Clinical efficacy data were gathered from all available trial data citing darbepoetin alfa. Additional information concerning pharmacology, pharmacokinetics, and safety was also reviewed.
Darbepoetin alfa is a new erythropoiesis-stimulating protein with a threefold longer half-life than recombinant human erythropoietin (r-HuEPO). Darbepoetin alfa is approved for intravenous and subcutaneous administration in patients requiring and not requiring dialysis. Clinical studies in patients with chronic kidney disease (CKD) have shown darbepoetin alfa to be equivalent to r-HuEPO in terms of increases in hemoglobin concentration, percentage of patients obtaining target hemoglobin, and average time to reach target hemoglobin concentration. Trials are currently ongoing in patients receiving cancer chemotherapy. The adverse event profile appears to be similar between the 2 agents.
The equivalent efficacy and safety profile, as well as the longer half-life, may make darbepoetin alfa an attractive alternative to r-HuEPO in patients with CKD. Since these patients need to receive r-HuEPO 1-3 times weekly at the expense of increased healthcare utilization to improve their hemoglobin, agents such as darbepoetin alfa, with longer durations of action, may reduce healthcare expenses. In addition, enhanced patient compliance may be realized with once-weekly or once every-other-week administration.
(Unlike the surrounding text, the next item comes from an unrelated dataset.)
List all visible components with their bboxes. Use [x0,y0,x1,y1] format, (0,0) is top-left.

综述阿法达贝泊汀的药理学、药代动力学、临床疗效及安全性。
通过对医学文献进行MEDLINE检索(1995年1月至2001年)、查阅英文文献及其参考文献、产品信息以及专业会议摘要来确定相关参考文献。
收集所有引用阿法达贝泊汀的现有试验数据中的临床疗效数据。还对有关药理学、药代动力学和安全性的其他信息进行了综述。
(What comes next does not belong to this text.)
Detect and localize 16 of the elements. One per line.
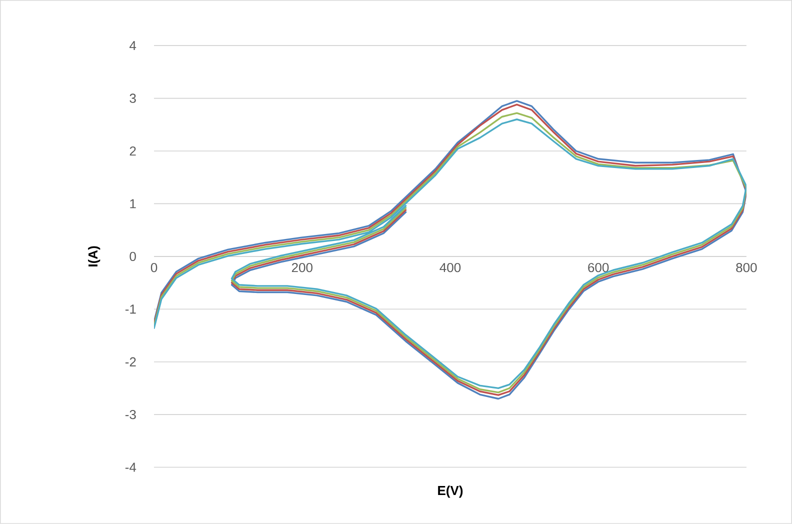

阿法达贝泊汀是一种新型促红细胞生成蛋白,其半衰期比重组人促红细胞生成素(r-HuEPO)长3倍。阿法达贝泊汀已获批用于需要和不需要透析的患者的静脉和皮下给药。慢性肾脏病(CKD)患者的临床研究表明,在血红蛋白浓度增加、达到目标血红蛋白的患者百分比以及达到目标血红蛋白浓度的平均时间方面,阿法达贝泊汀与r-HuEPO相当。目前正在接受癌症化疗的患者中进行试验。两种药物的不良事件谱似乎相似。
等效的疗效和安全性,以及更长的半衰期,可能使阿法达贝泊汀成为CKD患者中r-HuEPO的有吸引力的替代药物。由于这些患者需要每周接受1至3次r-HuEPO,这会增加医疗资源的使用以改善其血红蛋白水平,像阿法达贝泊汀这种作用持续时间更长的药物可能会降低医疗费用。此外,每周一次或每两周一次给药可提高患者的依从性。